Lord, I have a problem with Sam. I need to speak frankly with him about it. Please help me to tell the truth, and not hold back, but help me to do it cleanly, without bitterness or hurt.
Lord, Once again I've taken on too much. Now I'm exhausted. Help me, Lord, to remember that you are the God who created Sabbath, that you want me to live a life that balances good work with adequate rest. Please liberate me from the fears and insecurities that are like a slave-driver, always demanding more of me, never letting me say “no, I can't”. Help me to settle into the healthy rhythm that you set for me, for your yoke is easy and your burden is light.
This is how McLaren sums up the difference between these two kinds of prayer:
Immature petition tries to convince God to remake the world in our image for our convenience and ease, but mature petition asks God to remake us in God's own image so that we can expand our capacity to respond to the world as it is.
At the heart of this is the idea that God doesn't simply want to make things easier for us. Instead he wants us to willingly submit to him and allow him to turn us into people of strong, holy character. Here are a few well-known Bible passages on this theme:
We can rejoice, too, when we run into problems and trials, for we know that they help us develop endurance. And endurance develops strength of character, and character strengthens our confident hope of salvation. And this hope will not lead to disappointment. For we know how dearly God loves us, because he has given us the Holy Spirit to fill our hearts with his love. (Romans 5:3-5)
That is why we never give up. Though our bodies are dying, our spirits are being renewed every day. For our present troubles are small and won’t last very long. Yet they produce for us a glory that vastly outweighs them and will last forever! So we don’t look at the troubles we can see now; rather, we fix our gaze on things that cannot be seen. For the things we see now will soon be gone, but the things we cannot see will last forever. (2 Corinthians 4:16-18)
Dear brothers and sisters, when troubles come your way, consider it an opportunity for great joy. For you know that when your faith is tested, your endurance has a chance to grow. So let it grow, for when your endurance is fully developed, you will be perfect and complete, needing nothing. (James 1:2-4)

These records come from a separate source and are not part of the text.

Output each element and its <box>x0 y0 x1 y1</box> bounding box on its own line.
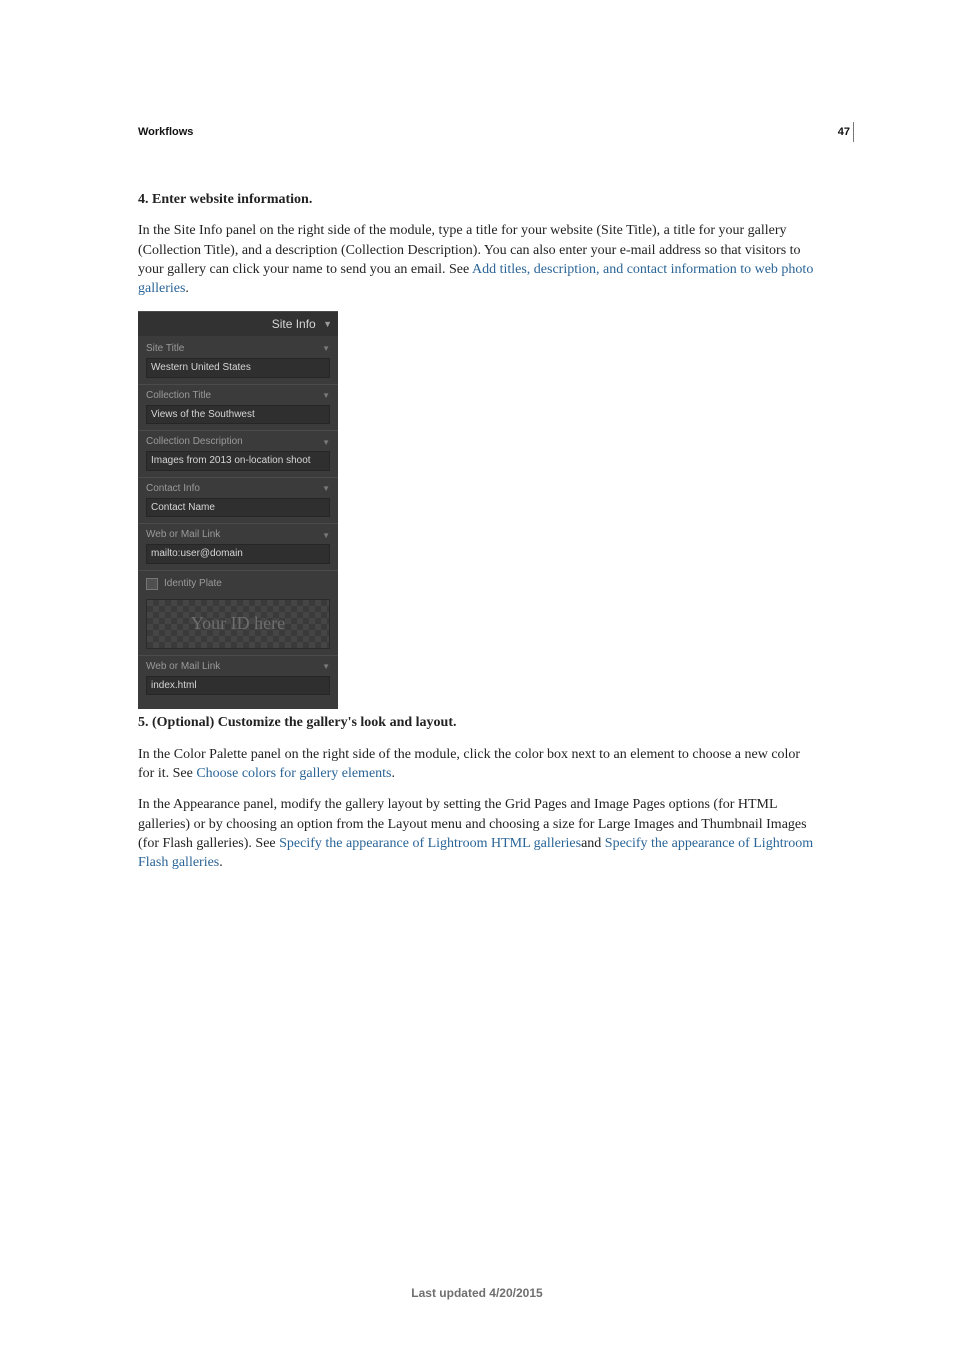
contact-info-label: Contact Info <box>146 482 200 496</box>
chevron-down-icon[interactable]: ▼ <box>322 390 330 401</box>
link-choose-colors[interactable]: Choose colors for gallery elements <box>196 766 391 781</box>
chevron-down-icon[interactable]: ▼ <box>322 343 330 354</box>
site-info-panel-body: Site Title ▼ Western United States Colle… <box>138 336 338 709</box>
collection-description-section: Collection Description ▼ Images from 201… <box>138 430 338 477</box>
chevron-down-icon[interactable]: ▼ <box>322 437 330 448</box>
identity-plate-checkbox[interactable] <box>146 578 158 590</box>
identity-web-link-section: Web or Mail Link ▼ index.html <box>138 655 338 702</box>
site-title-input[interactable]: Western United States <box>146 358 330 378</box>
link-html-galleries[interactable]: Specify the appearance of Lightroom HTML… <box>279 836 581 851</box>
step4-paragraph: In the Site Info panel on the right side… <box>138 221 818 298</box>
chevron-down-icon: ▼ <box>323 319 332 329</box>
collection-description-label: Collection Description <box>146 435 243 449</box>
identity-plate-placeholder: Your ID here <box>191 611 285 636</box>
contact-info-section: Contact Info ▼ Contact Name <box>138 477 338 524</box>
step5-paragraph-2: In the Appearance panel, modify the gall… <box>138 795 818 872</box>
chevron-down-icon[interactable]: ▼ <box>322 530 330 541</box>
collection-title-input[interactable]: Views of the Southwest <box>146 405 330 425</box>
contact-info-input[interactable]: Contact Name <box>146 498 330 518</box>
page: 47 Workflows 4. Enter website informatio… <box>0 0 954 1350</box>
identity-web-link-label: Web or Mail Link <box>146 660 220 674</box>
site-title-section: Site Title ▼ Western United States <box>138 338 338 384</box>
collection-title-section: Collection Title ▼ Views of the Southwes… <box>138 384 338 431</box>
step5-heading: 5. (Optional) Customize the gallery's lo… <box>138 713 818 732</box>
collection-title-label: Collection Title <box>146 389 211 403</box>
chevron-down-icon[interactable]: ▼ <box>322 483 330 494</box>
web-mail-link-input[interactable]: mailto:user@domain <box>146 544 330 564</box>
web-mail-link-label: Web or Mail Link <box>146 528 220 542</box>
collection-description-input[interactable]: Images from 2013 on-location shoot <box>146 451 330 471</box>
header-area: Workflows <box>138 122 854 140</box>
step4-text-b: . <box>185 281 189 296</box>
panel-title: Site Info <box>272 317 316 331</box>
identity-plate-row: Identity Plate <box>138 570 338 595</box>
step5-text-2b: and <box>581 836 605 851</box>
identity-plate-preview[interactable]: Your ID here <box>146 599 330 649</box>
step5-text-1b: . <box>392 766 396 781</box>
site-title-label: Site Title <box>146 342 184 356</box>
site-info-panel: Site Info ▼ Site Title ▼ Western United … <box>138 311 338 710</box>
footer-last-updated: Last updated 4/20/2015 <box>0 1286 954 1300</box>
step5-paragraph-1: In the Color Palette panel on the right … <box>138 745 818 784</box>
identity-web-link-input[interactable]: index.html <box>146 676 330 696</box>
web-mail-link-section: Web or Mail Link ▼ mailto:user@domain <box>138 523 338 570</box>
chapter-header: Workflows <box>138 126 193 138</box>
content: 4. Enter website information. In the Sit… <box>138 190 818 885</box>
chevron-down-icon[interactable]: ▼ <box>322 661 330 672</box>
step4-heading: 4. Enter website information. <box>138 190 818 209</box>
site-info-panel-header[interactable]: Site Info ▼ <box>138 311 338 337</box>
identity-plate-label: Identity Plate <box>164 577 222 591</box>
step5-text-2c: . <box>219 855 223 870</box>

In addition to immature prayers, there are the magic incantation prayers. If you don't get the response you wanted, you put it down to not asking for it quite right. E.g. a U.S. governor prayed for rain in her state, and they did have rain, but most of it evaporated before it hit the ground and the rain itself lasted less than 15 minutes. Someone suggested that the governor should have been more specific, saying we need enough rain to end the drought and water the crops, as if God wouldn't answer a "please bring us rain" prayer properly unless you specified just how much rain you wanted (others said she wasn't humble enough so God only gave her a partial answer).
ReplyDeleteThis reduces prayer to magic incantations where you have to get all the words right before the spell works.
Yes, that's a good point. Name it and claim it, right?